Melancholisch streifte ich zurück ins Haus. Der starke Nachtwind wehte mir laut
um die Ohren und doch fror ich nicht. Erst als ich ins Teezimmer trat erkannte
ich zwei vertraute Stimmen, die aus der Küche drangen.
"Ranma verhält sich sehr seltsam", hörte ich Kasumi besorgt sagen, doch aus
irgendeinem Grund vermisste ich ein Fünkchen mehr Mitgefühl in ihrem Ton, so wie
ich es sonst von ihr gewohnt gewesen war.
"Was macht er eigentlich immer noch hier in diesem Haus?" fragte Nabiki kalt,
ohne auf Kasumis letzten Satz einzugehen. "Es ist doch nur seine Schuld. Hätte
er sie richtig beschützt, dann..."
"Nabiki", fiel unsere ältere Schwester ihr tadelnd ins Wort, doch sie sprach
weiter.
"Er will uns ja nicht einmal sagen, womit er so abgelenkt war.

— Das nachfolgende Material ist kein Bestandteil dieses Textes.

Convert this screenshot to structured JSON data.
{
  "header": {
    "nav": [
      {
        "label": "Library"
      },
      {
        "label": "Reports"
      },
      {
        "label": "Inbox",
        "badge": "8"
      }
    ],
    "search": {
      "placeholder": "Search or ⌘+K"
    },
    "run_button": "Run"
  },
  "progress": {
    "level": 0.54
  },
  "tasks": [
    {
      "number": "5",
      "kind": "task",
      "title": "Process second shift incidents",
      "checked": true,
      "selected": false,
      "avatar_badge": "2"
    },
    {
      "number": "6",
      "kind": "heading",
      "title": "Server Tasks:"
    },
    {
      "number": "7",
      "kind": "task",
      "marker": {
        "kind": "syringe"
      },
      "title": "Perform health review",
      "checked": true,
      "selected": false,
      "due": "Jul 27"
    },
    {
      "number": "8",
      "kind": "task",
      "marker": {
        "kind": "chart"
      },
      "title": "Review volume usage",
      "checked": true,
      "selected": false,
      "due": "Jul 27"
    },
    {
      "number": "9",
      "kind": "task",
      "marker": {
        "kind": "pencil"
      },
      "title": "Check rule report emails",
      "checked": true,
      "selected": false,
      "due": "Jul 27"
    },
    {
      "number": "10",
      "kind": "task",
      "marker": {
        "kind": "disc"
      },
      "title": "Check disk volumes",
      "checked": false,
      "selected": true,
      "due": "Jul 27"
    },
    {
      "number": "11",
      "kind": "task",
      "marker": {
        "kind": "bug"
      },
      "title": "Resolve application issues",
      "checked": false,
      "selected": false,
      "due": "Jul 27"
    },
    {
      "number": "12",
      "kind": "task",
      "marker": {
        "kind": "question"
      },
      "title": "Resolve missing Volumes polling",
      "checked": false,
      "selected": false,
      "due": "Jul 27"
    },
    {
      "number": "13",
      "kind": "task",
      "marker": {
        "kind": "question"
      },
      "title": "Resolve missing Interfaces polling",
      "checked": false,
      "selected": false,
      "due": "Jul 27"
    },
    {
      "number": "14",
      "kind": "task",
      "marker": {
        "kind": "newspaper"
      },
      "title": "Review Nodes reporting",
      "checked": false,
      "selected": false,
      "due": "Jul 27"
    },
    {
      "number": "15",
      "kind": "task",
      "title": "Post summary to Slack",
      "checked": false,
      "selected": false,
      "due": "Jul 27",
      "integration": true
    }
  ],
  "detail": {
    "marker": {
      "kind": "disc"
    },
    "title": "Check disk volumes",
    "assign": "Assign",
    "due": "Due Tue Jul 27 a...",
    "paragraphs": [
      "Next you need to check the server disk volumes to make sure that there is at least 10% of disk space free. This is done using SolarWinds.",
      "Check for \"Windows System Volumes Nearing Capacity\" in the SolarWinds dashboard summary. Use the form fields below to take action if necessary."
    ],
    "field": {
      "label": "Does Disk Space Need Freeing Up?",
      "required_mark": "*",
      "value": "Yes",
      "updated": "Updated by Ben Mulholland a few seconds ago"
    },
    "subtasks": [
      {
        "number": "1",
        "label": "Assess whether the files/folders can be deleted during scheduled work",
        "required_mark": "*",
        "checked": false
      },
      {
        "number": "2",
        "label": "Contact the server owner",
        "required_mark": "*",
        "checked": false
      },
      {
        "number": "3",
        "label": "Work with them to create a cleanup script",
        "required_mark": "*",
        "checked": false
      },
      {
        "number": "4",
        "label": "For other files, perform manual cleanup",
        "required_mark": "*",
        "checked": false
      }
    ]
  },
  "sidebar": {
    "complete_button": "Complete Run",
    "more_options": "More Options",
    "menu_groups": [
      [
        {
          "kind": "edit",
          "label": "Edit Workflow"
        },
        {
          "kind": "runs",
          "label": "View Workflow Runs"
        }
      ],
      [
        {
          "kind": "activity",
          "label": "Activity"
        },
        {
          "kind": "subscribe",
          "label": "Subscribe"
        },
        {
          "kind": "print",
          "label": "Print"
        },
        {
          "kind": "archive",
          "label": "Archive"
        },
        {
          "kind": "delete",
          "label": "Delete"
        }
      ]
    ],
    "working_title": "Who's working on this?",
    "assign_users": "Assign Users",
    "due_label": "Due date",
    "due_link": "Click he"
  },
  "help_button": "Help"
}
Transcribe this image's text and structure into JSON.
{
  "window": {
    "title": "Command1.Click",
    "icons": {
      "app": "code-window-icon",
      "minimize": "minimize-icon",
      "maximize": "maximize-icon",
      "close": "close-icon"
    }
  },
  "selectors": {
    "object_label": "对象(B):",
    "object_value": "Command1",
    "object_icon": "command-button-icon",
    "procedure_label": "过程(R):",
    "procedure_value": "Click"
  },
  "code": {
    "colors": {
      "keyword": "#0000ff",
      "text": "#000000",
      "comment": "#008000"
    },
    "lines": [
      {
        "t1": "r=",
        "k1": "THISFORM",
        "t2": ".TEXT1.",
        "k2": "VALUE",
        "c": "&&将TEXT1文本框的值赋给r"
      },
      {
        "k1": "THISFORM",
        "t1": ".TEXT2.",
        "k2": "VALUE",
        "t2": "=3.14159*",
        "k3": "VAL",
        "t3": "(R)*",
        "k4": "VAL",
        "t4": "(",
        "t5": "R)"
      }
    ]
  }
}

Wer weiß was...
Aber was auch immer es war, es ist dafür verantwortlich zu machen, dass ein
junges, hübsches Mädchen nicht mehr den nächsten Frühling erlebt... gar nichts
mehr."
Schluckend lauschte ich dem Dialog. Er hatte sie nicht richtig beschützen
können, sagte Nabiki. Also brachte Ranma Shampoo nicht vorsätzlich um. Es war
alles bloß ein Unfall... von welcher Art auch immer. Wie konnte Nabiki nur so
grausam sein und es Ranma vorenthalten? Und das, wo sie Shampoo doch noch nie
ausstehen konnte. Scheinbar hatte sie es ihm so deutlich ins Gesicht gesagt,
dass er selbst schon glaubte, ein Mörder zu sein. Armer Ranma...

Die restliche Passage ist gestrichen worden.